Dear Ben and group, The Deagan Una-Fon was a popular hand-played
unit having reiterating electromagnets with beaters that played
specially-shaped orchestra bell bars, with a cable going to a small
keyboard.
Una-Fon bell bars, in contrast to other types of orchestra bells,
have a unique shape with concave scallops on the sides and tubular
resonators behind, giving them a different harmonic series. The tone
is loud and clear, but with an unusual subtone reinforced by the
resonators.
The most popular use was for parade units, similarly to the use of air
calliopes in the early twentieth century. An example may be seen at
the Circus World Museum in Baraboo, Wisconsin. (For many years the
Una-Fon appeared annually in the fantastic Milwaukee Circus Parade,
along with at least one band organ from the collection. Sadly, that
extravaganza was discontinued after the loss of large commercial
sponsors.)
Although complete Deagan Una-Fons were never installed in original
coin pianos or orchestrions, certain collectors added them to various
automatic instruments during the modern collecting era. These included,
in the 1950s, a Seeburg J orchestrion in the Bale of Hay Saloon in
Virginia City, Montana (pictured in Harvey Roehl's "Player Piano
Treasury"), and a small keyboardless Nelson-Wiggen coin piano in the
Cliff House/Sutro Museum complex in San Francisco (heard on the old
record album "Razz-Ma-Tazz in Hi Fi"), and in the 1970s, a Reproduco
piano/organ made into an O-roll orchestrion at House on the Rock.

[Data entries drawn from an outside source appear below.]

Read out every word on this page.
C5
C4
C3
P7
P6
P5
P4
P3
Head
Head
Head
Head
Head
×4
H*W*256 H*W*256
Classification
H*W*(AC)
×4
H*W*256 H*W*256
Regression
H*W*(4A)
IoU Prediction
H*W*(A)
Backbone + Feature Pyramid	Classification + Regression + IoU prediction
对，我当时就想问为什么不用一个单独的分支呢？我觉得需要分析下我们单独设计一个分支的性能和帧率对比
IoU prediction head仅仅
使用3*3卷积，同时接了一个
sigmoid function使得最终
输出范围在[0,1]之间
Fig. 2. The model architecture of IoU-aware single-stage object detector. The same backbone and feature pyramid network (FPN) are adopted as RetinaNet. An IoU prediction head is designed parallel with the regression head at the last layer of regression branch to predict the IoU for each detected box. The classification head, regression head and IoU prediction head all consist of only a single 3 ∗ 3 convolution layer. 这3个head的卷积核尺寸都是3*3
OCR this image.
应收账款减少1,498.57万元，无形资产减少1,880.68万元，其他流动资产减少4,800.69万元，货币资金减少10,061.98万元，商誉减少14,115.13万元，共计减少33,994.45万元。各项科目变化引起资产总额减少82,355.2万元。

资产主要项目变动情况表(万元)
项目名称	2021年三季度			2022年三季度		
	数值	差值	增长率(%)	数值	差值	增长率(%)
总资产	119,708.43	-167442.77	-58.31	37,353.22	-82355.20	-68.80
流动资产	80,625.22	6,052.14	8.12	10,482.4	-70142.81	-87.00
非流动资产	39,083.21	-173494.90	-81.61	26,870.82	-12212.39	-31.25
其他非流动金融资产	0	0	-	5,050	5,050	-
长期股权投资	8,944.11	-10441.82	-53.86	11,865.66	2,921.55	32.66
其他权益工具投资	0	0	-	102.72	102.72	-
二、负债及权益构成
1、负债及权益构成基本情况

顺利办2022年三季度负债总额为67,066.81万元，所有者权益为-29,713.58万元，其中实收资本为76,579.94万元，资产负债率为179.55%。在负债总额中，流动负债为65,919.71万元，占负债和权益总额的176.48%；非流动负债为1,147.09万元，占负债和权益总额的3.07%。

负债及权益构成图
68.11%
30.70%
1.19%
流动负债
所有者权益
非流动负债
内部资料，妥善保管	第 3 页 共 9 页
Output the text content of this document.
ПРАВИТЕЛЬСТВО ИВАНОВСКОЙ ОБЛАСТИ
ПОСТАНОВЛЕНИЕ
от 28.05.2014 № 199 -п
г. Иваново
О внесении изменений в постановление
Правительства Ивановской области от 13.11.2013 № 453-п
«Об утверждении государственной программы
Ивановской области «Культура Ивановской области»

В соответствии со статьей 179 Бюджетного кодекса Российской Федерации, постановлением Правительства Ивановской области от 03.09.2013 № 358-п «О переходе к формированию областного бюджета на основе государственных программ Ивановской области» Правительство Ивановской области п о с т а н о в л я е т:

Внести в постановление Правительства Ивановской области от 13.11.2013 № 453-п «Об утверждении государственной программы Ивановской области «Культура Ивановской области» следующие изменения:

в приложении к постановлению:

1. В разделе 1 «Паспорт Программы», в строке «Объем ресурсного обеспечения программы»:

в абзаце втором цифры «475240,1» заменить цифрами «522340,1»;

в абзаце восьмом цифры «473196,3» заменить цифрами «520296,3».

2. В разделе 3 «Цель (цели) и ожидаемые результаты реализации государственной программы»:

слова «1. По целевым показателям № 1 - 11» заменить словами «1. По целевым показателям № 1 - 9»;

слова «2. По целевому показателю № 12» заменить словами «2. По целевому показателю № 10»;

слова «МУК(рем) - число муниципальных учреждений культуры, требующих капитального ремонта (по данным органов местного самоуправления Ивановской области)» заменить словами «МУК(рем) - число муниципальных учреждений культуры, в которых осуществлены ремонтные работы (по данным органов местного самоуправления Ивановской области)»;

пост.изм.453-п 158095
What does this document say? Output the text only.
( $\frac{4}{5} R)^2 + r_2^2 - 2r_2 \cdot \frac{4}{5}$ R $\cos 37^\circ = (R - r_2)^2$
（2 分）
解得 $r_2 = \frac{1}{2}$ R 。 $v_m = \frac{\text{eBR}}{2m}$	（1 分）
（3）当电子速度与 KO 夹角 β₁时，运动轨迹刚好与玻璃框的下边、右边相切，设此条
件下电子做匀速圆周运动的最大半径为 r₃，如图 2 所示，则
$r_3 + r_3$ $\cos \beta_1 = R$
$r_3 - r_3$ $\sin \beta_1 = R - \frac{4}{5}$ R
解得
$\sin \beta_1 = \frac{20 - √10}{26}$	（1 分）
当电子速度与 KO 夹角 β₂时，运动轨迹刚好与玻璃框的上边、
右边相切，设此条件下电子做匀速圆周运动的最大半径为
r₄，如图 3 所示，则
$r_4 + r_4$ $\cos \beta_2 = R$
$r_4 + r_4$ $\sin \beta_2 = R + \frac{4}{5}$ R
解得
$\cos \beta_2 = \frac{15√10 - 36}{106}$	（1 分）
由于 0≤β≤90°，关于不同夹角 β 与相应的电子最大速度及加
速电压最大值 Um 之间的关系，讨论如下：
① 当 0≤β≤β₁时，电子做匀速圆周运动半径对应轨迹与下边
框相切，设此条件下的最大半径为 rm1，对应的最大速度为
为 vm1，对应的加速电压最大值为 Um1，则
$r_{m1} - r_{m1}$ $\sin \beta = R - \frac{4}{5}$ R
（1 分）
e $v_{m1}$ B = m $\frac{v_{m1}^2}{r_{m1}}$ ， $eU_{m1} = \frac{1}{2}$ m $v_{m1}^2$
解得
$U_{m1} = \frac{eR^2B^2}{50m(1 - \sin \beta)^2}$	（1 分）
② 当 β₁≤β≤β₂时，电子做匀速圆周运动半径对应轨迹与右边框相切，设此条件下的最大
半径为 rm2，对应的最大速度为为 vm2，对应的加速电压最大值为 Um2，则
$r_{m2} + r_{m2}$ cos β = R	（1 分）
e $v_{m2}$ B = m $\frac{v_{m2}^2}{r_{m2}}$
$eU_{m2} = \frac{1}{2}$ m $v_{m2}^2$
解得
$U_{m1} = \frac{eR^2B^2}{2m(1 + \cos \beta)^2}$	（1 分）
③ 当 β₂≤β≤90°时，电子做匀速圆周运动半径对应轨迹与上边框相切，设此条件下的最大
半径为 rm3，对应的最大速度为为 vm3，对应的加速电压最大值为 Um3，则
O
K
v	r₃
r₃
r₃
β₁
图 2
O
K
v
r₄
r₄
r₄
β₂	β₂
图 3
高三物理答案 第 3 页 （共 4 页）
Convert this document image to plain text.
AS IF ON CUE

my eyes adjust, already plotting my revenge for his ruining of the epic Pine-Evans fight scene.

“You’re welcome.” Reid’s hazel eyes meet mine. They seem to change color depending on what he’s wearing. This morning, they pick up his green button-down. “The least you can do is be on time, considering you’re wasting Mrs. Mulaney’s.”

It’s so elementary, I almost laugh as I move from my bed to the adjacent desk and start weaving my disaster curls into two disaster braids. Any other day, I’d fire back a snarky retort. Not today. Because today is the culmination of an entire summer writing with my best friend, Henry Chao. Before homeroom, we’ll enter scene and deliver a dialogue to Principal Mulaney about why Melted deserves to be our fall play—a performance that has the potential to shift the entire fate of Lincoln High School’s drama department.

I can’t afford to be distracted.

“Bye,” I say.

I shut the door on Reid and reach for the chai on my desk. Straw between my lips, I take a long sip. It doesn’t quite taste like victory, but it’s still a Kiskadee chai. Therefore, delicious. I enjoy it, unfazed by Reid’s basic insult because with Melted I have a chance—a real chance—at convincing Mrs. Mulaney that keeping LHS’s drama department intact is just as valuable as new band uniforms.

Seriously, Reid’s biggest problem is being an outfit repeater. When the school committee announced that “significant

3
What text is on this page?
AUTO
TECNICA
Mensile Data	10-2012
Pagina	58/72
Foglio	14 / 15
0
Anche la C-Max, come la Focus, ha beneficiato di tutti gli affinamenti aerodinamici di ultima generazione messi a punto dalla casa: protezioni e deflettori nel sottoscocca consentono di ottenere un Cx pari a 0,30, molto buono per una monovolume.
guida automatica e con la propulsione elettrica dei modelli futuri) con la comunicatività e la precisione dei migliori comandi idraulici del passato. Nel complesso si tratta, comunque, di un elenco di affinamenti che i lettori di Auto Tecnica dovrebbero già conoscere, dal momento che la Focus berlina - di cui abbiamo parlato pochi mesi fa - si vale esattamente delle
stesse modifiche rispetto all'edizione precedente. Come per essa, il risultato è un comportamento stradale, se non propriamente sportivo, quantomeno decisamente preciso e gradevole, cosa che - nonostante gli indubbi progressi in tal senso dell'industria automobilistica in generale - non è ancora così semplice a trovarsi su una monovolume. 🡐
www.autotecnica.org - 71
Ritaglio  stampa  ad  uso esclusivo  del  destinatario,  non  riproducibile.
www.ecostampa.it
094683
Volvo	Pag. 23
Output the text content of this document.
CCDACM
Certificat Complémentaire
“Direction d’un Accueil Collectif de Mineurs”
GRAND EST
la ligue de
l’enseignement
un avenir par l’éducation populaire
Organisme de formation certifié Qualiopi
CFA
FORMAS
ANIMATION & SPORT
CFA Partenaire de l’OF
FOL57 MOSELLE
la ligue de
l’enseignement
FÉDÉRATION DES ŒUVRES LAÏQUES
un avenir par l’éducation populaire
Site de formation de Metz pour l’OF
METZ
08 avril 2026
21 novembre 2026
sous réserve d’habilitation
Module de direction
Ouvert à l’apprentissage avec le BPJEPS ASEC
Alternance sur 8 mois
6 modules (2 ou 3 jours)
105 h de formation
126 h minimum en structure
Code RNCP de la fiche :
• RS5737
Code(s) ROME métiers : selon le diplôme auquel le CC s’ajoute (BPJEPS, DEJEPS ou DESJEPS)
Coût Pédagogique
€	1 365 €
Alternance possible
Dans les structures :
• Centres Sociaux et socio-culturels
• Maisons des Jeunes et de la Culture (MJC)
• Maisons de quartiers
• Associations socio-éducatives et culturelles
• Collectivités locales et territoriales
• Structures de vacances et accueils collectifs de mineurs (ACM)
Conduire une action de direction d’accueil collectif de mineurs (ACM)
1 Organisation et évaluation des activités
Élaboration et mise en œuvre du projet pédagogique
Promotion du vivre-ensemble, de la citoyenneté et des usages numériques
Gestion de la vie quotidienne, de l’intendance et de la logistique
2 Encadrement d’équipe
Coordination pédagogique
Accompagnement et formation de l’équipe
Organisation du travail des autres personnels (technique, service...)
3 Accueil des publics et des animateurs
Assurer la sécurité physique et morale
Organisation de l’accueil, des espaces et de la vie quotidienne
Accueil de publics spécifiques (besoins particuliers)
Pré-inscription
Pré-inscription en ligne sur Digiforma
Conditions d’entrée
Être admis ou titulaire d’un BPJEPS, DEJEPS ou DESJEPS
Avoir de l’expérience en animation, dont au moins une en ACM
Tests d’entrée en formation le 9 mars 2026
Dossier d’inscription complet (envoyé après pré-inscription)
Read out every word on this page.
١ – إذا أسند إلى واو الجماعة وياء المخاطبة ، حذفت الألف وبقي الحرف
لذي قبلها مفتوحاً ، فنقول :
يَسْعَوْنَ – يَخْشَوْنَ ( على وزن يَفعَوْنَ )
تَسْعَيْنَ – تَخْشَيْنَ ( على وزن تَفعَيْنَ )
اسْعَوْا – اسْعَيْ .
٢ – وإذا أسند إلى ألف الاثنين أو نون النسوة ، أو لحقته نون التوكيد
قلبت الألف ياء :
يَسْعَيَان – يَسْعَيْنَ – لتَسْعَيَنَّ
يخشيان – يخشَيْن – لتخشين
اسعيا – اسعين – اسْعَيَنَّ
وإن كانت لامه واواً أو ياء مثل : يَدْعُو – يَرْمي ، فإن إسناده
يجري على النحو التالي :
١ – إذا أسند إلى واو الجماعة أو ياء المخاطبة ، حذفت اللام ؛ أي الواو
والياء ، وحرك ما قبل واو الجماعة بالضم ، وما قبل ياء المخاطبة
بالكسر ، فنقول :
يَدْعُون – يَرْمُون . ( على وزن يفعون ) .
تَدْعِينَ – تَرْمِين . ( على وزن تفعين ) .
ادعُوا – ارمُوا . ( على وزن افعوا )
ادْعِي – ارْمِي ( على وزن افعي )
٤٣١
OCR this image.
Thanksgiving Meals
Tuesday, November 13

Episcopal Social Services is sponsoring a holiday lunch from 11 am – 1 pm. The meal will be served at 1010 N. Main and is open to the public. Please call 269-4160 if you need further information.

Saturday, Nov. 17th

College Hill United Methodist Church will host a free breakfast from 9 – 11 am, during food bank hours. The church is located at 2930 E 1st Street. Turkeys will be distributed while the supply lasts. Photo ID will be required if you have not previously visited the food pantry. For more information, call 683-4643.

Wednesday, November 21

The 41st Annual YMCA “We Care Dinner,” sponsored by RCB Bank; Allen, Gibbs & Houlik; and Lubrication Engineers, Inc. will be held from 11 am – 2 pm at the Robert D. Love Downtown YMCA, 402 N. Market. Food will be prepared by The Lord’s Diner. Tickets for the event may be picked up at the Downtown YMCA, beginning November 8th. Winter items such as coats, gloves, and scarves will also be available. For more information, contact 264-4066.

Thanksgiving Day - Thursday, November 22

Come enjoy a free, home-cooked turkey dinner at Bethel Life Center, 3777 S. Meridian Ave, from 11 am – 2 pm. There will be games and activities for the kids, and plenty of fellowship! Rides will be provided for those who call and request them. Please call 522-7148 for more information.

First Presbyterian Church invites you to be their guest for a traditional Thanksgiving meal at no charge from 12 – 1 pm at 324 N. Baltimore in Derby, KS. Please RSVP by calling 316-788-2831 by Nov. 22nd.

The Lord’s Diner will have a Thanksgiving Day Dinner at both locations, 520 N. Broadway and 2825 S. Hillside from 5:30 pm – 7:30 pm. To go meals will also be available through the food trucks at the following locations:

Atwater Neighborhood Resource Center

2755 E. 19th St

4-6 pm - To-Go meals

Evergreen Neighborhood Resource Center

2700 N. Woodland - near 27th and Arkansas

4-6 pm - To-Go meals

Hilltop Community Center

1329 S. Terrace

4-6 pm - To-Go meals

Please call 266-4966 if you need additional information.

Al Svoboda certainly would have added a Una-Fon to something in his
Nickelodeon Tavern & Museum in Chicago Heights, Illinois, had he owned
one in usable condition.
Despite the fact that no electrically-played Una-Fon was used in an
original coin piano or orchestrion, Deagan did sell sets of Una-Fon
bells to makers of automatic instruments. Small-scale Una-Fon bells
were used instead of a xylophone in certain Cremona J orchestrions
(with pneumatic Cremona player actions) and the Wurlitzer 180 band
organ -- the largest model made by that company -- featured a
large-scale set (with a Wurlitzer pneumatic player action). In each
of these examples, the player action was reiterating, so each note
repeated continuously as long as it played, as in the original
hand-played Una-Fon.
You may see and hear beautifully-restored examples of a Cremona J and
Wurlitzer 180, each with Una-Fon bells, in the Sanfilippo Collection
by joining the Lake Michigan Chapter of the Musical Box Society and
attending their annual May meeting there.